When Yasia stumbles into 13-year-old Yankel, with his little brother on his back, on the fog-wrapped street, she shelters them in the workman Osip’s house, trying to find out more. But Yankel—taciturn, headstrong, unsmiling, hell-bent on survival and fiercely protective of his brother—won’t speak. Yankel doesn’t ever speak, but their racial identity is revealed when Yasia hears the Yiddish the boys whisper; the townsfolk cotton on too. Mixed with fears of German reprisals are uglier, older prejudices—Ukraine has been a most fertile ground of anti-Semitism since Tsarist times. Yasia and the boys are turned out. Their excruciating journey with an old horse, cart and meagre rations, through bitter cold, sleet, rain and a vast, fast-freezing wilderness, towards Yasia’s uncle’s village in the marshes, provide the meat of the novel’s action. Yasia and Yankel’s sullen, painfully-felt heroism is an utterly believable survival tale.
The one character with moral certitude is Otto Pohl, a Wehrmacht engineer tasked with building a road “to serve the Reich and its expansion”. An ardent anti-Nazi, Pohl is racked with guilt at the grim reaping of the Reich’s march into Poland and the USSR, and loathes being forced to answer to the SS. The inevitable outburst occurs when the SS officer asks him to choose able-bodied men among the Jews. Yet, for someone who has lived through ’30s Germany, seen the Kristallnacht and been in occupied Poland, Pohl’s shock appears naive. Again, the certainty with which he predicts a German defeat in the east is uncannily clairvoyant. In the autumn of 1941, even before that first winter disappointment before Moscow, no one, not even the Soviets, believed that.

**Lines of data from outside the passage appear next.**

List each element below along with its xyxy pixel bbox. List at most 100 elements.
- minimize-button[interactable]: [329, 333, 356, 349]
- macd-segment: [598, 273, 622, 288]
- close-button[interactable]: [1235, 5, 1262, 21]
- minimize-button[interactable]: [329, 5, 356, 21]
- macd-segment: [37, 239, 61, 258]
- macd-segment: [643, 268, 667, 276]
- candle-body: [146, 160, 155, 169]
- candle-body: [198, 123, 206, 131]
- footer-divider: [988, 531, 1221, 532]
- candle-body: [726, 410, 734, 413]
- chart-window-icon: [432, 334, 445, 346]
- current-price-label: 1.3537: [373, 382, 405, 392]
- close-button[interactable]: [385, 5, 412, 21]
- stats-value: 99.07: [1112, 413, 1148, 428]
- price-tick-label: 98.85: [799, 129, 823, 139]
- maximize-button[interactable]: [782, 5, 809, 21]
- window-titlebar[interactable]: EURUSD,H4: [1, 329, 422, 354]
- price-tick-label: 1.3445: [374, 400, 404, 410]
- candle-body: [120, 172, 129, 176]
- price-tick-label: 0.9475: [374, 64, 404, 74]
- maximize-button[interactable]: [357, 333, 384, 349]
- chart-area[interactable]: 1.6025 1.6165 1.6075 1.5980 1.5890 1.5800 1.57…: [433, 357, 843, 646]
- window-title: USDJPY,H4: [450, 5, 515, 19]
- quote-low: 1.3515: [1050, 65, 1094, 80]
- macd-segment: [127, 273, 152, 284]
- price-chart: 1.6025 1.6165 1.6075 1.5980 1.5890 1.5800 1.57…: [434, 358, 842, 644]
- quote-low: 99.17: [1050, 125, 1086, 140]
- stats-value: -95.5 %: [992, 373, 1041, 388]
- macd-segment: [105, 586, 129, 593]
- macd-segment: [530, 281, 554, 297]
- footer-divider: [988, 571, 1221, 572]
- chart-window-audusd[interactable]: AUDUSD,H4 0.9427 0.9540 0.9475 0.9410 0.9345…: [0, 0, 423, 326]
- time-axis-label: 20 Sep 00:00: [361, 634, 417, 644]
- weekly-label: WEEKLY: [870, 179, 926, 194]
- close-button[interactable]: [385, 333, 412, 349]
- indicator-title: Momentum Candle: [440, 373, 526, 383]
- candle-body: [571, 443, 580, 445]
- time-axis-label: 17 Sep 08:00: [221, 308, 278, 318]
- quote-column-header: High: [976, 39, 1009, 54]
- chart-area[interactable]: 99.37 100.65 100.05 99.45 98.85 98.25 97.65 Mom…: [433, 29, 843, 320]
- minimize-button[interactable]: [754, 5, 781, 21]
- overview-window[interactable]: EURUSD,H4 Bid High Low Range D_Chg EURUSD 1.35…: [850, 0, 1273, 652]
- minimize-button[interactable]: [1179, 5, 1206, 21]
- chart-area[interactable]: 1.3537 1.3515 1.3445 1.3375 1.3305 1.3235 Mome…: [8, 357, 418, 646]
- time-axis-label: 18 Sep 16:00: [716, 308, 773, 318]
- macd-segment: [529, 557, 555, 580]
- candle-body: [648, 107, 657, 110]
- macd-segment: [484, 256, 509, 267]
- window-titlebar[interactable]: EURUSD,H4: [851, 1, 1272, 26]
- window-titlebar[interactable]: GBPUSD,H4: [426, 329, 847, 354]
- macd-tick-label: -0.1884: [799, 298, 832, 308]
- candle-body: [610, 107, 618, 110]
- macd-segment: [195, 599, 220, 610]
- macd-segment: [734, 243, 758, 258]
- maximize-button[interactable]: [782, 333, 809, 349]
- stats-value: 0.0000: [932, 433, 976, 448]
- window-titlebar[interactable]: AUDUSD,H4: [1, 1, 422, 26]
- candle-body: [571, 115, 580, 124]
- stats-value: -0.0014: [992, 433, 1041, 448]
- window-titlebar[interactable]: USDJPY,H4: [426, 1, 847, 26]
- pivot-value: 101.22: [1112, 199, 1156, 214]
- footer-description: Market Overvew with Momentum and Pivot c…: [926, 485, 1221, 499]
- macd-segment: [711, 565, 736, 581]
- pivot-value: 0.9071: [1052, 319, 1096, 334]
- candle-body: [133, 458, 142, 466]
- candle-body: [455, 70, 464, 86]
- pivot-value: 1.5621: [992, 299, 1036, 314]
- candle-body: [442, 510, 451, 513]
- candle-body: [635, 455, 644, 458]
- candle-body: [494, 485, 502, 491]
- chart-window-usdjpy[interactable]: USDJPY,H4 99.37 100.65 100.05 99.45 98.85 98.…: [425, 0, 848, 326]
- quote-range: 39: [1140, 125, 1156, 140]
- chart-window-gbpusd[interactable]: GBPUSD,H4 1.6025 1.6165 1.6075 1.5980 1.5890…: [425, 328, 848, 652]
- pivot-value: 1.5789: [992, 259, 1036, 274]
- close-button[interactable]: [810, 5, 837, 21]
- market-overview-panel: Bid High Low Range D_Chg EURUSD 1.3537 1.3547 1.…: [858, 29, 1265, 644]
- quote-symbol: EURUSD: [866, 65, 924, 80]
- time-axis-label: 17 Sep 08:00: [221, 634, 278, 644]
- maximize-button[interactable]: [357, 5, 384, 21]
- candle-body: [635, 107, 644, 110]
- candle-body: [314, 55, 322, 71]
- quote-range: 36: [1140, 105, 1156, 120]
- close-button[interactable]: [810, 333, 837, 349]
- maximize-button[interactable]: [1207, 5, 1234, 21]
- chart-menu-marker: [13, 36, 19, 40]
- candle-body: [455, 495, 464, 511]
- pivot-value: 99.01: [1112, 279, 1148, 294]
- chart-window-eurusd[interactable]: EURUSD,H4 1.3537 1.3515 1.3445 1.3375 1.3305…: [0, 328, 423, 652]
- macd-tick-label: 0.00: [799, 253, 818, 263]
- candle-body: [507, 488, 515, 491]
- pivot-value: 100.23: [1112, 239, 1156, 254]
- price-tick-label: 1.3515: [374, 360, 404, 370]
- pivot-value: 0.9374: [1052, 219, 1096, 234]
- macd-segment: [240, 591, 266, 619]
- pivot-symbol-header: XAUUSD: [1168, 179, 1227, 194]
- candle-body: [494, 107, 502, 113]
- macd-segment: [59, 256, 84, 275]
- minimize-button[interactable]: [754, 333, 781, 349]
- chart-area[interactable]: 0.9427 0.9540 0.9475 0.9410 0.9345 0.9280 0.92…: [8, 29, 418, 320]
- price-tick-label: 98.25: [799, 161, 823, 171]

What makes this novel a rewarding experience is the recreation of a physical world—the seeping fog making paved stones slippery, the eeriness of a town under curfew, the dripping stands of birch and pine, the soft meadow underfoot turning into watery marshland, the low-hanging mist.... Equally masterful is the confused whorl through Myko’s eyes as the humiliated Jews are hurried on; all they want is to be herded like cattle into trucks. Yet, a ring closes in: drunk, swaggering SS men, their jeeps and lorries churning up mud, march music blaring, unholstered guns, the din of engines and the smell of exhaust fumes.... And what did they do that leaves such an aftertaste of hell? Think Babi Yar, think Nikolaev.